A new three-fingered hand peels fruit, flips cards and lifts coins from flat surfaces
The three-fingered hand peels an orange using the stiff nails to grasp and pierce the skin of the fruit. Nails can also cause the top of a thin lid to burst.
DH Kang and others/arXiv, 2026
Robotic hands are doing their nails.
Researchers have designed a new three-fingered robotic hand whose digits are accompanied by a stiff nail on a soft material. The design gives the robotic hand the ability to peel fruit, open containers with lids and pick up flat objectsthe team published on arXiv.org on February 5. The results offer insight into the types of real-world tasks and industrial material handling tasks the robot could perform.

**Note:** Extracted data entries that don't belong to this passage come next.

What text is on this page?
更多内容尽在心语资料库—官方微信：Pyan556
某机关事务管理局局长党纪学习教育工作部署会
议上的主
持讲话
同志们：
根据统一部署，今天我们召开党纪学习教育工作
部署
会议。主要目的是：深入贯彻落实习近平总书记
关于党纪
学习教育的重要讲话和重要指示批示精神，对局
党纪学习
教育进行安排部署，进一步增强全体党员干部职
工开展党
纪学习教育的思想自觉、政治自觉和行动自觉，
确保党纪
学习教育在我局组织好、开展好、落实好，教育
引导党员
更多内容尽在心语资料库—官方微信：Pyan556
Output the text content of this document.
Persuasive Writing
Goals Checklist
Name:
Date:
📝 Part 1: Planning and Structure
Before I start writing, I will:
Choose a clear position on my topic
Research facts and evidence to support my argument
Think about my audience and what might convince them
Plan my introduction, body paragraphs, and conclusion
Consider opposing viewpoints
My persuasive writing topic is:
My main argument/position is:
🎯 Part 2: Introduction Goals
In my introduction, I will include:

The tips of most conventional robotic hands feature a soft pad over a rigid structure, giving the fingertip a square shape. The new robot’s fingertips feature a soft material wrapped around the “skeleton” of the finger, with a rigid structure on top, giving the tip an oval shape, closer to that of our fingers. “A square shape only accommodates forces coming directly from there, but our design can also respond flexibly to twisting or lateral forces,” says mechanical engineer Dong Ho Kang of the University of Texas at Austin.
The soft fingertips with a square design conform to and grip objects, but that same softness makes them less precise. In humans, stiff nails on soft fingertips correct this problem by stiffening the fingertips and concentrating pressure.
Taking inspiration from our own fingernails, researchers tested robotic hands with three linked motorized fingers – the index, middle and thumb – with and without nails. The fingers grasped flat objects, domed outward and curved inward, while the objects were pulled upward. Fingertips with nails demonstrated stronger grip strength, meaning they had a tighter grip, Kang says. Nails were an advantage for gripping curved objects. Without them, soft fingers were easily deformed and had a less stable grip on objects.
Fingertips with nails also excelled at extracting a single sheet from a stack of papers, opening the lid of a sealed container, picking up thin objects like coins and cards from a surface, and turning over cards. Although they successfully opened the lid on some attempts, the soft fingertips without nails failed in all other tasks and were unable to make contact with the edges of the objects. Kang says the next step will be to extend this work to a complete robotic hand.